Quale contratto di affitto conviene al proprietario?

Teoricamente, tra tutti quelli che abbiamo menzionato, la formula migliore è quella del contratto concordato con cedolare secca, perché: il proprietario ha praticamente una tassazione del 10%, evitando così tutte le altre aliquote IRPEF.

Perché non conviene la cedolare secca?

la cedolare secca conviene ai proprietari che hanno altri redditi sottoposti a tassazione IRPEF; la cedolare secca non conviene quando si prevede un aumento dell'inflazione durante il periodo di validità del contratto e/o non si hanno altri redditi oltre a quelli provenienti dall'affitto di uno o più immobili.

Come pagare meno tasse sugli affitti commerciali?

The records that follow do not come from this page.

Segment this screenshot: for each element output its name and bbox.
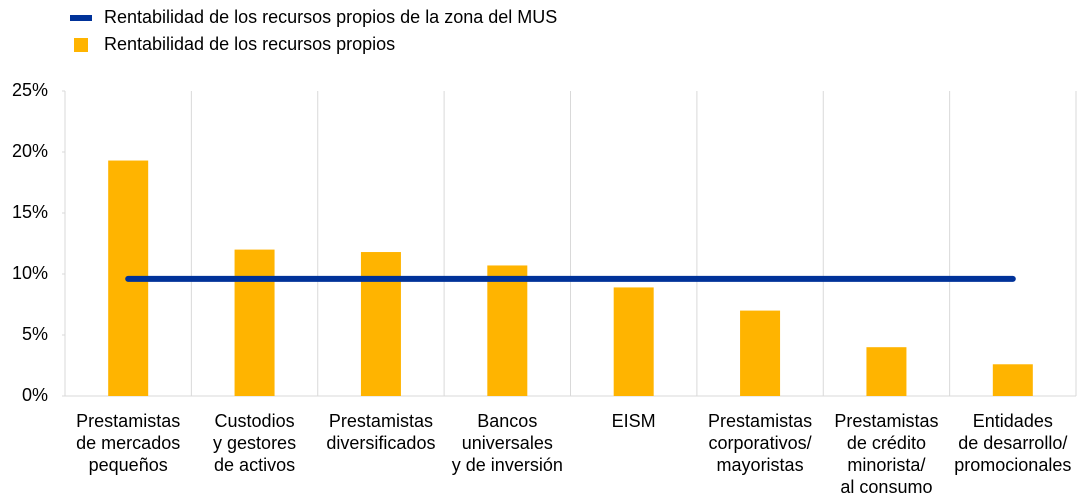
legend-swatch (74, 38, 88, 52)
bar (360, 252, 401, 396)
bar (234, 249, 275, 396)
x-tick-label: y de inversión (452, 455, 563, 475)
x-tick-label: diversificados (326, 433, 435, 453)
bar (613, 287, 654, 396)
x-tick-label: mayoristas (717, 455, 804, 475)
x-tick-label: Entidades (973, 411, 1053, 431)
x-tick-label: y gestores (213, 433, 296, 453)
y-tick-label: 25% (12, 80, 48, 100)
x-tick-label: de desarrollo/ (958, 433, 1067, 453)
x-tick-label: pequeños (89, 455, 168, 475)
y-tick-label: 5% (22, 324, 48, 344)
x-tick-label: minorista/ (847, 455, 925, 475)
bar (866, 347, 907, 396)
legend-label: Rentabilidad de los recursos propios de … (104, 7, 557, 27)
y-tick-label: 20% (12, 141, 48, 161)
bar (740, 310, 781, 396)
x-tick-label: de activos (214, 455, 295, 475)
x-tick-label: Prestamistas (329, 411, 433, 431)
x-tick-label: Prestamistas (76, 411, 180, 431)
x-tick-label: al consumo (840, 477, 932, 497)
x-tick-label: de crédito (847, 433, 926, 453)
x-tick-label: Prestamistas (708, 411, 812, 431)
y-tick-label: 0% (22, 385, 48, 405)
bar (487, 265, 528, 396)
x-tick-label: promocionales (954, 455, 1071, 475)
x-tick-label: corporativos/ (709, 433, 812, 453)
x-tick-label: EISM (612, 411, 656, 431)
x-tick-label: Prestamistas (834, 411, 938, 431)
y-tick-label: 10% (12, 263, 48, 283)
x-tick-label: Custodios (215, 411, 295, 431)
legend-swatch (70, 15, 92, 21)
x-tick-label: Bancos (477, 411, 537, 431)
x-tick-label: de mercados (76, 433, 180, 453)
x-tick-label: universales (462, 433, 553, 453)
legend-label: Rentabilidad de los recursos propios (104, 34, 395, 54)
bar (992, 364, 1033, 396)
y-tick-label: 15% (12, 202, 48, 222)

Pagare meno tasse sul contratto di locazione è possibile. Ciò è possibile grazie ad un'attestazione in base alla quale il proprietario dell'appartamento paga un importo ridotto (pari al 10%) rispetto a quello ordinario (del 21%), meccanismo della cedolare secca.

Che differenza c'è tra canone concordato e canone libero?

Un contratto libero prevede libertà nella determinazione del canone e delle clausole da inserire all'interno dell'accordo. Un contratto concordato, invece, prevede che l'importo del canone da pagare venga determinato in base a specifiche tabelle comunali di riferimento.